In the cavernous sanctuary of the Cathedral of the Sacred Heart, Gabrielle Atkins clutches a strand of beige rosary beads and a prayer booklet in her hands.
With her head bowed, she closes her eyes, signs the cross and whispers the Apostles’ Creed, then the Our Father. Three Hail Marys follow and a Glory be to the Father. She is one of two people at the scheduled Monday night rosary.
As dictated by the Catholic ritual, the first mystery is announced: “Agony in the Garden,” the first of the five Sorrowful Mysteries. They dedicate it to all those lost in the past year.

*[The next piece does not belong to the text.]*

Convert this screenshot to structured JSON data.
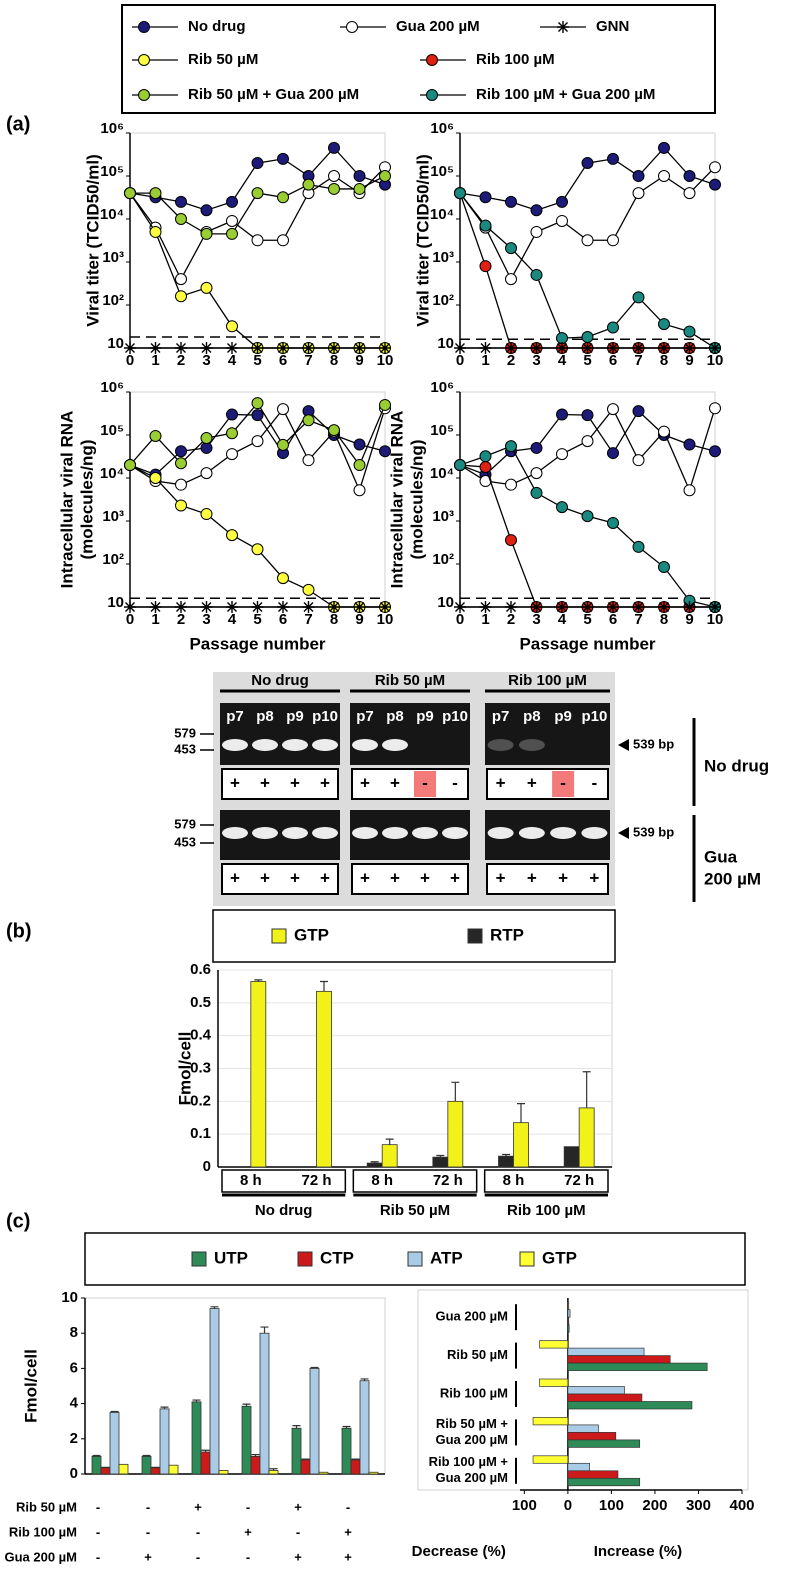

The Our Father and a round of 10 Hail Marys follows. As each is complete, Atkins slides her index finger and thumb up a bead on her strand. She rocks back and forth rhythmically, meditating. The pair’s whispers echo in the empty labyrinth of pews. Two tea candles flicker in front of a cross at their feet.
They complete the Hail Marys and repeat the Glory be to the Father. Atkins kisses the cross on her rosary beads and another round of prayer begins. Her voice blends in unison with the friend next to her, but another voice is missing.
That voice would have belonged to Carolina Perez, a VCU student killed in a drunken driving crash last February. Before she died, Perez would lead the Monday night rosary at the Cathedral.
Atkins recalled how Perez, a native Spanish speaker, would fumble through the prayers in English.
“She’d trip up on her English whenever she’d pray the rosary,” Atkins said. “She’d just give up and do it in Spanish.”
Hearing Perez recite the prayers in her native language gave Atkins a sense of a greater connection to the wider Catholic community. Now, the feeling is different.
“Whenever I hear it in Spanish, I hear it in Carolina’s voice,” she said, quietly. “And it hurts. It hurts now.”